Democratic gubernatorial candidate Mike Ross proposed a gradual elimination of the state sales and use tax on partial replacement and repairs of machinery used in manufacturing at meeting in Arkadelphia today.

In a speech provided by his campaign to Talk Business, Ross said it was one of several targeted taxes he would propose to help job creation in Arkansas.

“To help boost manufacturing in this state, I want to gradually phase out the state’s sales and use tax on partial replacement and repair of machinery used in manufacturing. This tax unfairly punishes manufacturing plants already in Arkansas, because state law currently exempts new plants and plant expansions,” Ross told leaders at the Southwest Arkansas Industry Conference.

“Completely exempting partial replacements and repairs of manufacturing machinery and equipment from the state’s sales and use tax will encourage our current manufacturers to upgrade their facilities so they can modernize, remain competitive and continue to grow and hire more workers. This tax cut will also make us more competitive with our surrounding states, many of which have already done the same,” Ross added.

The referenced tax is currently a levy of 6.5% for partial replacements and repairs of machinery and equipment on existing manufacturers. The state legislature passed a law earlier this year that will lower the rate to 4.875% in FY 2015.  For companies that utilize it, they will receive a refund on the costs of the equipment as well as the labor paid to install or repair it.

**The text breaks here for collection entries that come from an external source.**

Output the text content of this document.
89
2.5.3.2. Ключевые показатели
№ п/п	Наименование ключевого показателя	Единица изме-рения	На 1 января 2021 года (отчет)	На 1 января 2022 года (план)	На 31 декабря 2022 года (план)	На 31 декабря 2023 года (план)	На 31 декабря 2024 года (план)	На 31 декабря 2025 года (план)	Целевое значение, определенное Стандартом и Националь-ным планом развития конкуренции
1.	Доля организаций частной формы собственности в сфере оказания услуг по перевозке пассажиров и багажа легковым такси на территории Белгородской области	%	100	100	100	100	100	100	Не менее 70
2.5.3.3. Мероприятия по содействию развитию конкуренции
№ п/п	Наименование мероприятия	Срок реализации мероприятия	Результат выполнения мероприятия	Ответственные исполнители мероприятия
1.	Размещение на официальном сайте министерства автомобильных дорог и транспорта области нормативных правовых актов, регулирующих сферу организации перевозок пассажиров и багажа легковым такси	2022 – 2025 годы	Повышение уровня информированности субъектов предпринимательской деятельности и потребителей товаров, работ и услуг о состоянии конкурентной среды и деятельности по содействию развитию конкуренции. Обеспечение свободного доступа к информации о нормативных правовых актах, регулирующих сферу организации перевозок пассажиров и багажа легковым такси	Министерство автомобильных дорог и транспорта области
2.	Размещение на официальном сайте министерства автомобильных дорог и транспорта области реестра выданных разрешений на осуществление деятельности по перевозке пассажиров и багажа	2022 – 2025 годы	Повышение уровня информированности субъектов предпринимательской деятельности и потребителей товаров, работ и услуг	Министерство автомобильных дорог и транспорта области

For every percentage point of reduction, it cost the state $7-9 million, according to figures provided by the Department of Finance and Administration.

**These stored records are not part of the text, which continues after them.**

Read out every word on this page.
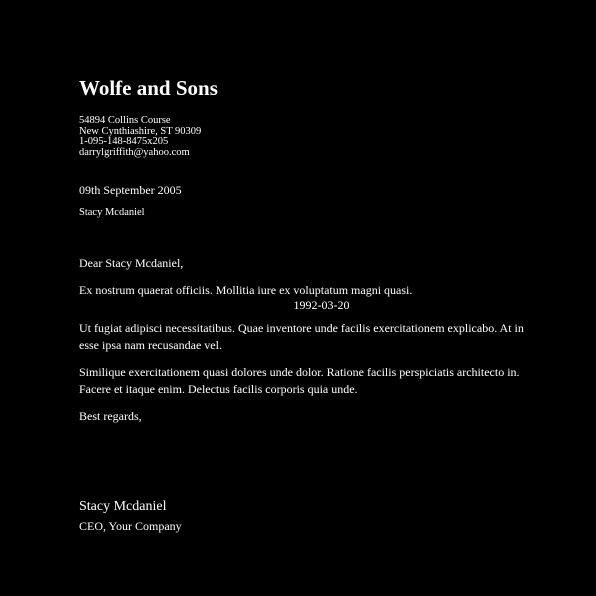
Wolfe and Sons
54894 Collins Course
New Cynthiashire, ST 90309
1-095-148-8475x205
darrylgriffith@yahoo.com
09th September 2005
Stacy Mcdaniel
Dear Stacy Mcdaniel,
Ex nostrum quaerat officiis. Mollitia iure ex voluptatum magni quasi.
1992-03-20
Ut fugiat adipisci necessitatibus. Quae inventore unde facilis exercitationem explicabo. At in esse ipsa nam recusandae vel.
Similique exercitationem quasi dolores unde dolor. Ratione facilis perspiciatis architecto in. Facere et itaque enim. Delectus facilis corporis quia unde.
Best regards,
Stacy Mcdaniel
CEO, Your Company
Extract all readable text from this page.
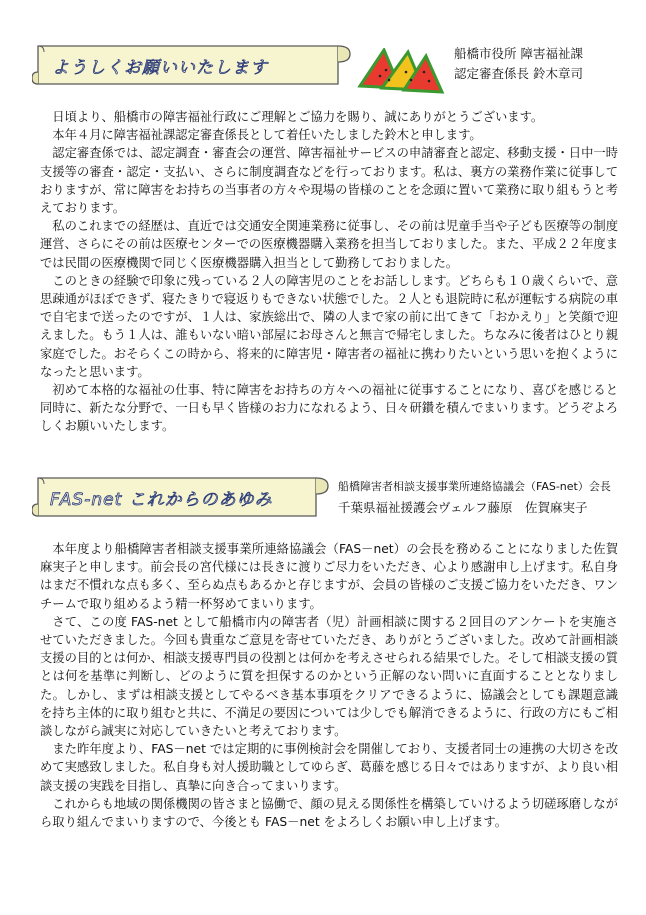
ようしくお願いいたします
船橋市役所 障害福祉課
認定審査係長 鈴木章司

日頃より、船橋市の障害福祉行政にご理解とご協力を賜り、誠にありがとうございます。

本年４月に障害福祉課認定審査係長として着任いたしました鈴木と申します。

認定審査係では、認定調査・審査会の運営、障害福祉サービスの申請審査と認定、移動支援・日中一時支援等の審査・認定・支払い、さらに制度調査などを行っております。私は、裏方の業務作業に従事しておりますが、常に障害をお持ちの当事者の方々や現場の皆様のことを念頭に置いて業務に取り組もうと考えております。

私のこれまでの経歴は、直近では交通安全関連業務に従事し、その前は児童手当や子ども医療等の制度運営、さらにその前は医療センターでの医療機器購入業務を担当しておりました。また、平成２２年度までは民間の医療機関で同じく医療機器購入担当として勤務しておりました。

このときの経験で印象に残っている２人の障害児のことをお話しします。どちらも１０歳くらいで、意思疎通がほぼできず、寝たきりで寝返りもできない状態でした。２人とも退院時に私が運転する病院の車で自宅まで送ったのですが、１人は、家族総出で、隣の人まで家の前に出てきて「おかえり」と笑顔で迎えました。もう１人は、誰もいない暗い部屋にお母さんと無言で帰宅しました。ちなみに後者はひとり親家庭でした。おそらくこの時から、将来的に障害児・障害者の福祉に携わりたいという思いを抱くようになったと思います。

初めて本格的な福祉の仕事、特に障害をお持ちの方々への福祉に従事することになり、喜びを感じると同時に、新たな分野で、一日も早く皆様のお力になれるよう、日々研鑽を積んでまいります。どうぞよろしくお願いいたします。

FAS-net これからのあゆみ
船橋障害者相談支援事業所連絡協議会（FAS-net）会長
千葉県福祉援護会ヴェルフ藤原　佐賀麻実子

本年度より船橋障害者相談支援事業所連絡協議会（FAS－net）の会長を務めることになりました佐賀麻実子と申します。前会長の宮代様には長きに渡りご尽力をいただき、心より感謝申し上げます。私自身はまだ不慣れな点も多く、至らぬ点もあるかと存じますが、会員の皆様のご支援ご協力をいただき、ワンチームで取り組めるよう精一杯努めてまいります。

さて、この度 FAS-net として船橋市内の障害者（児）計画相談に関する２回目のアンケートを実施させていただきました。今回も貴重なご意見を寄せていただき、ありがとうございました。改めて計画相談支援の目的とは何か、相談支援専門員の役割とは何かを考えさせられる結果でした。そして相談支援の質とは何を基準に判断し、どのように質を担保するのかという正解のない問いに直面することとなりました。しかし、まずは相談支援としてやるべき基本事項をクリアできるように、協議会としても課題意識を持ち主体的に取り組むと共に、不満足の要因については少しでも解消できるように、行政の方にもご相談しながら誠実に対応していきたいと考えております。

また昨年度より、FAS－net では定期的に事例検討会を開催しており、支援者同士の連携の大切さを改めて実感致しました。私自身も対人援助職としてゆらぎ、葛藤を感じる日々ではありますが、より良い相談支援の実践を目指し、真摯に向き合ってまいります。

これからも地域の関係機関の皆さまと協働で、顔の見える関係性を構築していけるよう切磋琢磨しながら取り組んでまいりますので、今後とも FAS－net をよろしくお願い申し上げます。
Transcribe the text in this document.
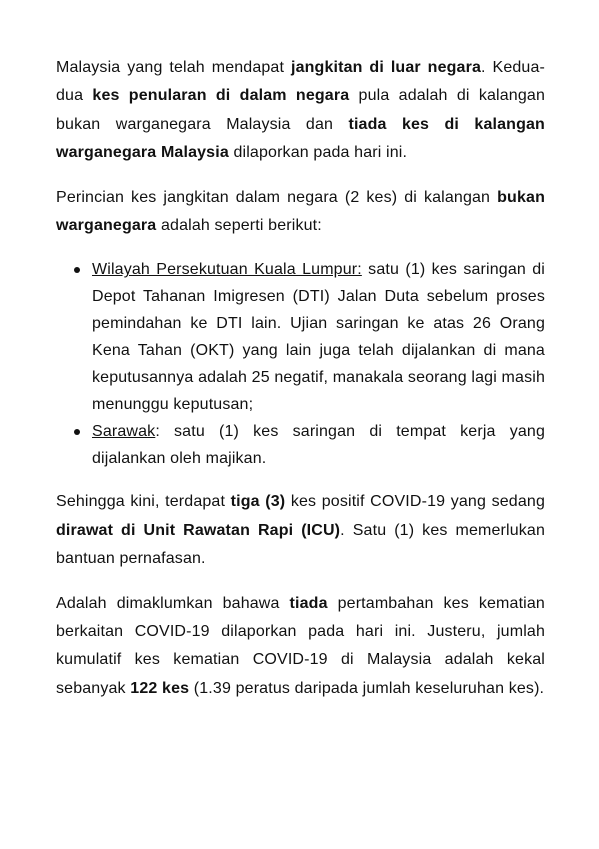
Malaysia yang telah mendapat jangkitan di luar negara. Kedua-dua kes penularan di dalam negara pula adalah di kalangan bukan warganegara Malaysia dan tiada kes di kalangan warganegara Malaysia dilaporkan pada hari ini.

Perincian kes jangkitan dalam negara (2 kes) di kalangan bukan warganegara adalah seperti berikut:

Wilayah Persekutuan Kuala Lumpur: satu (1) kes saringan di Depot Tahanan Imigresen (DTI) Jalan Duta sebelum proses pemindahan ke DTI lain. Ujian saringan ke atas 26 Orang Kena Tahan (OKT) yang lain juga telah dijalankan di mana keputusannya adalah 25 negatif, manakala seorang lagi masih menunggu keputusan;
Sarawak: satu (1) kes saringan di tempat kerja yang dijalankan oleh majikan.

Sehingga kini, terdapat tiga (3) kes positif COVID-19 yang sedang dirawat di Unit Rawatan Rapi (ICU). Satu (1) kes memerlukan bantuan pernafasan.

Adalah dimaklumkan bahawa tiada pertambahan kes kematian berkaitan COVID-19 dilaporkan pada hari ini. Justeru, jumlah kumulatif kes kematian COVID-19 di Malaysia adalah kekal sebanyak 122 kes (1.39 peratus daripada jumlah keseluruhan kes).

Ross, who is mirroring Gov. Mike Beebe’s gradual elimination of the sales tax on groceries with this effort, said the cost to fully phase out the rest of the tax would cost about $40 million. He did not set a timeline for completion of the gradual phase-out, but his campaign clarified it would be paid for by surplus funds and economic growth “as the state can afford to do so.”

A constitutional amendment for an 1/8th cent conservation tax would not be affected by the tax reduction Ross proposes, so the manufacturing tax break could only be cut as low as .625 percent.

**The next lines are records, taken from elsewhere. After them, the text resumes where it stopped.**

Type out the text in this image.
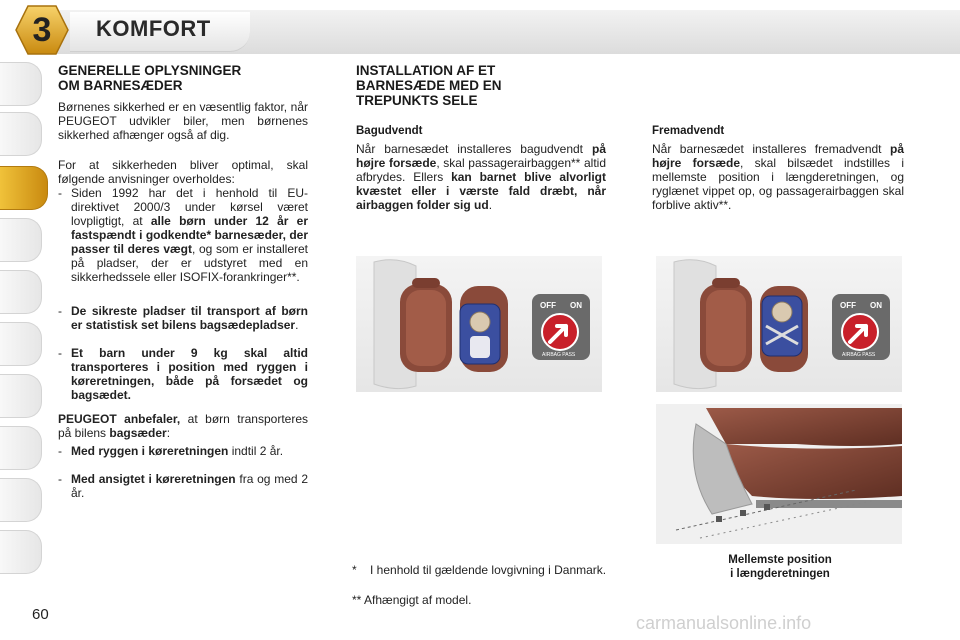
3	KOMFORT
GENERELLE OPLYSNINGER
OM BARNESÆDER
Børnenes sikkerhed er en væsentlig faktor, når PEUGEOT udvikler biler, men børnenes sikkerhed afhænger også af dig.
For at sikkerheden bliver optimal, skal følgende anvisninger overholdes:
- Siden 1992 har det i henhold til EU-direktivet 2000/3 under kørsel været lovpligtigt, at alle børn under 12 år er fastspændt i godkendte* barnesæder, der passer til deres vægt, og som er installeret på pladser, der er udstyret med en sikkerhedssele eller ISOFIX-forankringer**.
- De sikreste pladser til transport af børn er statistisk set bilens bagsædepladser.
- Et barn under 9 kg skal altid transporteres i position med ryggen i køreretningen, både på forsædet og bagsædet.
PEUGEOT anbefaler, at børn transporteres på bilens bagsæder:
- Med ryggen i køreretningen indtil 2 år.
- Med ansigtet i køreretningen fra og med 2 år.
INSTALLATION AF ET
BARNESÆDE MED EN
TREPUNKTS SELE
Bagudvendt
Når barnesædet installeres bagudvendt på højre forsæde, skal passagerairbaggen** altid afbrydes. Ellers kan barnet blive alvorligt kvæstet eller i værste fald dræbt, når airbaggen folder sig ud.
OFF ON
AIRBAG PASS
*	I henhold til gældende lovgivning i Danmark.
** Afhængigt af model.
Fremadvendt
Når barnesædet installeres fremadvendt på højre forsæde, skal bilsædet indstilles i mellemste position i længderetningen, og ryglænet vippet op, og passagerairbaggen skal forblive aktiv**.
OFF ON
AIRBAG PASS
Mellemste position
i længderetningen
60	carmanualsonline.info
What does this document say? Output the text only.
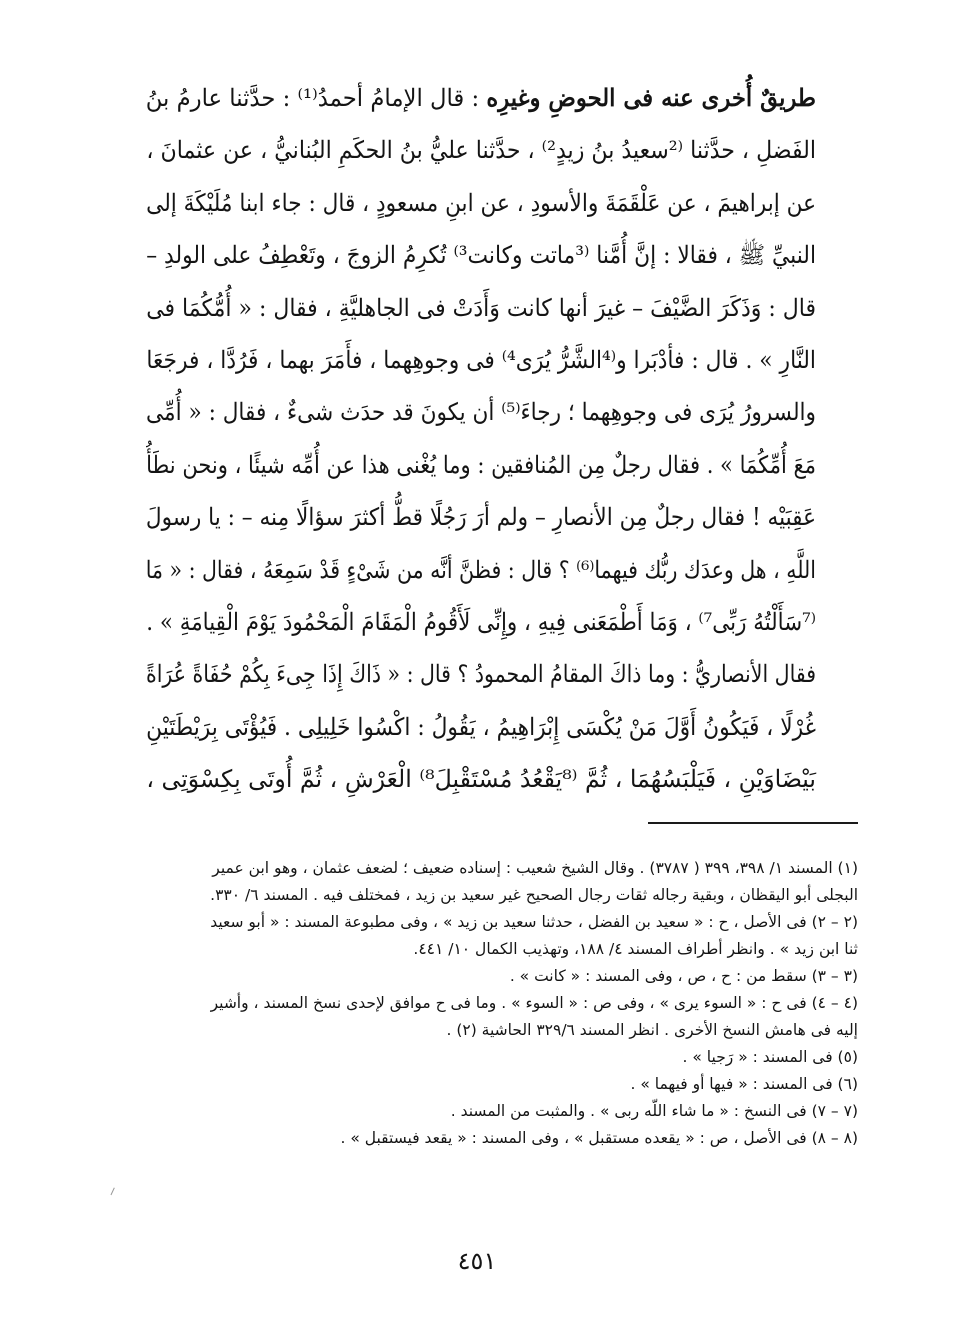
طريقٌ أُخرى عنه فى الحوضِ وغيرِه : قال الإمامُ أحمدُ⁽¹⁾ : حدَّثنا عارمُ بنُ
الفَضلِ ، حدَّثنا ⁽²سعيدُ بنُ زيدٍ²⁾ ، حدَّثنا عليُّ بنُ الحكَمِ البُنانيُّ ، عن عثمانَ ،
عن إبراهيمَ ، عن عَلْقَمَةَ والأسودِ ، عن ابنِ مسعودٍ ، قال : جاء ابنا مُلَيْكَةَ إلى
النبيِّ ﷺ ، فقالا : إنَّ أُمَّنا ⁽³ماتت وكانت³⁾ تُكرِمُ الزوجَ ، وتَعْطِفُ على الولدِ –
قال : وَذَكَرَ الضَّيْفَ – غيرَ أنها كانت وَأَدَتْ فى الجاهليَّةِ ، فقال : « أُمُّكُمَا فى
النَّارِ » . قال : فأدْبَرا و⁽⁴الشَّرُّ يُرَى⁴⁾ فى وجوهِهما ، فأَمَرَ بهما ، فَرُدَّا ، فرجَعَا
والسرورُ يُرَى فى وجوهِهما ؛ رجاءَ⁽⁵⁾ أن يكونَ قد حدَث شىءٌ ، فقال : « أُمِّى
مَعَ أُمِّكُمَا » . فقال رجلٌ مِن المُنافقين : وما يُغْنى هذا عن أُمِّه شيئًا ، ونحن نطَأُ
عَقِبَيْه ! فقال رجلٌ مِن الأنصارِ – ولم أرَ رَجُلًا قطُّ أكثرَ سؤالًا مِنه – : يا رسولَ
اللَّهِ ، هل وعدَك ربُّك فيهما⁽⁶⁾ ؟ قال : فظنَّ أنَّه من شَىْءٍ قَدْ سَمِعَهُ ، فقال : « مَا
⁽⁷سَأَلْتُهُ رَبِّى⁷⁾ ، وَمَا أَطْمَعَنى فِيهِ ، وإِنِّى لَأَقُومُ الْمَقَامَ الْمَحْمُودَ يَوْمَ الْقِيامَةِ » .
فقال الأنصاريُّ : وما ذاكَ المقامُ المحمودُ ؟ قال : « ذَاكَ إِذَا جِىءَ بِكُمْ حُفَاةً عُرَاةً
غُرْلًا ، فَيَكُونُ أَوَّلَ مَنْ يُكْسَى إِبْرَاهِيمُ ، يَقُولُ : اكْسُوا خَلِيلِى . فَيُؤْتَى بِرَيْطَتَيْنِ
بَيْضَاوَيْنِ ، فَيَلْبَسُهُمَا ، ثُمَّ ⁽⁸يَقْعُدُ مُسْتَقْبِلَ⁸⁾ الْعَرْشِ ، ثُمَّ أُوتَى بِكِسْوَتِى ،
(١) المسند ١/ ٣٩٨، ٣٩٩ ( ٣٧٨٧) . وقال الشيخ شعيب : إسناده ضعيف ؛ لضعف عثمان ، وهو ابن عمير
البجلى أبو اليقظان ، وبقية رجاله ثقات رجال الصحيح غير سعيد بن زيد ، فمختلف فيه . المسند ٦/ ٣٣٠.
(٢ – ٢) فى الأصل ، ح : « سعيد بن الفضل ، حدثنا سعيد بن زيد » ، وفى مطبوعة المسند : « أبو سعيد
ثنا ابن زيد » . وانظر أطراف المسند ٤/ ١٨٨، وتهذيب الكمال ١٠/ ٤٤١.
(٣ – ٣) سقط من : ح ، ص ، وفى المسند : « كانت » .
(٤ – ٤) فى ح : « السوء يرى » ، وفى ص : « السوء » . وما فى ح موافق لإحدى نسخ المسند ، وأشير
إليه فى هامش النسخ الأخرى . انظر المسند ٣٢٩/٦ الحاشية (٢) .
(٥) فى المسند : « رَجيا » .
(٦) فى المسند : « فيها أو فيهما » .
(٧ – ٧) فى النسخ : « ما شاء اللّه ربى » . والمثبت من المسند .
(٨ – ٨) فى الأصل ، ص : « يقعده مستقبل » ، وفى المسند : « يقعد فيستقبل » .
٤٥١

“By gradually phasing out the sales and use tax on manufacturing repairs and replacements just like we did on the grocery tax, we will also ensure this tax cut doesn’t disrupt our state’s balanced budget,” Ross said. “This is one of many examples of the type of tax cuts I will be introducing throughout the campaign that are bipartisan, fiscally responsible and target job creation.”

Ross also outlined other areas he expected to center his economic development and job creation policies around. They include: education and career training; entrepreneurship; innovation; infrastructure; growth; government reform; and tax relief. He also reiterated his plan to ask Democratic Lt. Gov. candidate John Burkhalter to head an economic development cabinet to coordinate job creation efforts.

Ross faces the winner of a Republican primary between Asa Hutchinson, Curtis Coleman and Rep. Debra Hobbs (R-Rogers).

Asa Hutchinson, the likely Republican challenger to Ross, tells Talk Business that Ross’ plan is very general, has no time frame, and is not as broad as his approach to job creation.

Hutchinson has suggested a gradual phase-out of the state individual income tax, but has not flushed out details of his proposal. In the most recently concluded state fiscal year, individual income taxes accounted for $3.144 billion in tax collections, roughly 50.6% of all gross general revenues.

“He set an aspirational goal, that’s pretty much what I’ve said. I’ve just done that on state income tax,” said Hutchinson. “The whole object is job creation. And he [Ross] has chosen a narrow exemption to help industry in job creation. I believe the better approach is across the board, individual income tax reduction.”

Hutchinson said that he feels Ross’ plan would help manufacturers, but it would not help other industries, such as tourism, retail, or the knowledge-based sector.

“They’re not benefitting from that. With the individual income tax, everyone would benefit from it,” Hutchinson said. “He’s chosen one path to job creation and I’ve chosen another.”

A bill enacted in the most recent legislative session, Act 1459, reduces each individual income tax bracket in Arkansas by 0.1% beginning partially in FY 2014 and in larger measure in FY 2015 and beyond. The cost estimate for the 0.1% reduction is $2.5 million in the first year of the phase-out and $30.4 million in the second year, and $55.7 million in the third year.